Não vi as fotos, não sei se vieram acompanhadas de texto,
tampouco a autoria. Independente disso, meus caros ex-alunos, não botem tal
desserviço na conta do jornalismo. Se o autor é formado ou não, a atuação dele
não foi condizente com as prerrogativas básicas da imprensa, não podendo,
assim, ser definido como um profissional da área. No máximo, executou mal a função que lhe cabia.
Além do mais, essas coisas de ética não se ensinam em sala
de aula. Estão contidas na atuação do profissional (e do antiprofissional) as
experiências de toda uma vida. A formação do indivíduo como pessoa e a sua
concepção de mundo estão em jogo, muito mais do que as aulas semanais da
disciplina de Ética e Legislação que
o sujeito teve ou deixou de ter ao longo de um mísero semestre da faculdade.
Quando a imagem chocante, seja ela estática ou em movimento,
não carrega consigo informação, a sua intenção é meramente a do espetáculo. Crânios
desfigurados e corpos esquartejados não informam, só estarrecem. Nessas circunstâncias,
o texto necessita dar conta dos requintes de crueldade, e olhe lá. Na maioria
dos casos, o indicado é executar o mais simples: “Fulano, 40, médico, morador
do centro de São Paulo, sofreu um acidente na rodovia Castelo Branco e não
resistiu aos ferimentos, vindo a falecer no caminho para o hospital”.
Registrar imagens e publicá-las são atividades acessíveis a
muitos hoje (especificamente a quem tem, no mínimo, um celular com câmera e um
pacote de internet móvel). A isso se dá o nome de jornalismo cidadão – expressão que têm o meu total desprezo. Mas o
trabalho jornalístico transcende a meras questões mórbidas e de tecnologia. Falamos
aqui em apuração, clareza, verossimilhança, interesse público e os limites
básicos que qualquer atuação profissional requer.

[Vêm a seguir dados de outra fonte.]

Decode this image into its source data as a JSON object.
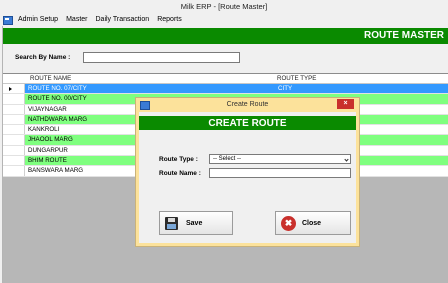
{
  "window": {
    "title": "Milk ERP - [Route Master]"
  },
  "menu": {
    "items": [
      {
        "label": "Admin Setup"
      },
      {
        "label": "Master"
      },
      {
        "label": "Daily Transaction"
      },
      {
        "label": "Reports"
      }
    ]
  },
  "main": {
    "header_title": "ROUTE MASTER",
    "search_label": "Search By Name :",
    "search_value": ""
  },
  "grid": {
    "columns": [
      "ROUTE NAME",
      "ROUTE TYPE"
    ],
    "rows": [
      {
        "name": "ROUTE NO. 07/CITY",
        "type": "CITY"
      },
      {
        "name": "ROUTE NO. 00/CITY",
        "type": ""
      },
      {
        "name": "VIJAYNAGAR",
        "type": ""
      },
      {
        "name": "NATHDWARA MARG",
        "type": ""
      },
      {
        "name": "KANKROLI",
        "type": ""
      },
      {
        "name": "JHAOOL MARG",
        "type": ""
      },
      {
        "name": "DUNGARPUR",
        "type": ""
      },
      {
        "name": "BHIM ROUTE",
        "type": ""
      },
      {
        "name": "BANSWARA MARG",
        "type": ""
      }
    ]
  },
  "dialog": {
    "title": "Create Route",
    "close_glyph": "×",
    "header_title": "CREATE ROUTE",
    "route_type_label": "Route Type :",
    "route_type_selected": "-- Select --",
    "route_name_label": "Route Name :",
    "route_name_value": "",
    "save_label": "Save",
    "close_label": "Close"
  },
  "colors": {
    "header_green": "#0a8a00",
    "row_green": "#7fff7f",
    "row_selected": "#3399ff",
    "dialog_border": "#fce29b",
    "close_red": "#c9302c"
  }
}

Já leu a excelente obra de Capote? Sensacionalismo? |
Importante destacar que o sensacionalismo não se materializa
apenas numa imagem grotesca marcada por destruição e sangue. O sensacionalismo
está no discurso apelativo, piegas e mal feito, buscando artificialmente
sensibilizar a massa. Está, também, na repetição constante de imagens, ainda
que estas não contenham qualquer tipo de tragédia. Enfim, o sensacionalismo é o
recurso dos menos capazes, usado quando todas as alternativas já foram
implementadas ou quando as mesmas são desconhecidas, pois carece o seu autor do
repertório técnico, teórico, ético, científico e filosófico da área. Talvez falte,
de igual modo, um tiquinho de sentimento, zelo pela comoção alheia, o que
convencionamos chamar de humanidade.
Isso à parte, é desanimador saber que muita gente em meio à sociedade
se satisfaz com essas aberrações (lembram-se do efeito catártico?: o
sujeito se impressiona com a cena, mas fica inconscientemente aliviado, pois a
vítima não foi ele, e sim o outro). O sensacionalismo nada mais é do que a
vertente utilitarista do jornalismo: ele faz um trabalho que podemos julgar
imoral, mas visa tão somente a maximização da felicidade. Ou seja, se a maioria
aprova a ação (e isso, no jornalismo, dá-se com audiência), não importa se ela –
a ação – é ou não questionável. O utilitarismo tem como fundamento central o
resultado, e não a intenção baseada em princípios racionais. Já o
intencionalista age movido pelo pressuposto kantiano de deontologia. Isto é, dane-se o resultado, o objetivo final, os índices de audiência. A bandeira
do deontólogo é realizar o dever por amor
ao dever.
E a cobertura do sequestro da menina Eloá Pimentel? |
Evitemos o processo de execração do autor das fotos e de sua
veiculação. Ele irá arcar com o ônus do equívoco cometido e haverá a chance de
se redimir na próxima iniciativa. Lembremos: o fato de alguém agir imoralmente
não significa que ele seja igualmente abominável, a não ser que a prática passe
a ser rotineira.
Por tudo isso, ao me perguntarem qual a utilidade das disciplinas
teóricas num curso de jornalismo, ao me deparar com estudantes desprezando as
matérias mais pesadas, eis aí uma boa resposta: Filosofia, Sociologia, Antropologia, Economia, Teorias da Comunicação
e pastas afins têm como função abordar o campo da comunicação sob a sua dimensão
mais crítica. A ideia de faculdade é
justamente essa: a de proporcionar uma noção mais horizontal e ampla da
realidade, permitindo que se contextualize o fato com os diversos campos de
conhecimento. Por isso, os cursos
técnicos, no âmbito das ciências humanas e sociais aplicadas, são insuficientes. Saber apertar botão, enquadrar imagem, postar-se diante da
câmera, imprimir o tom de voz adequado, construir o lead não bastam para cumprir a tarefa de informar.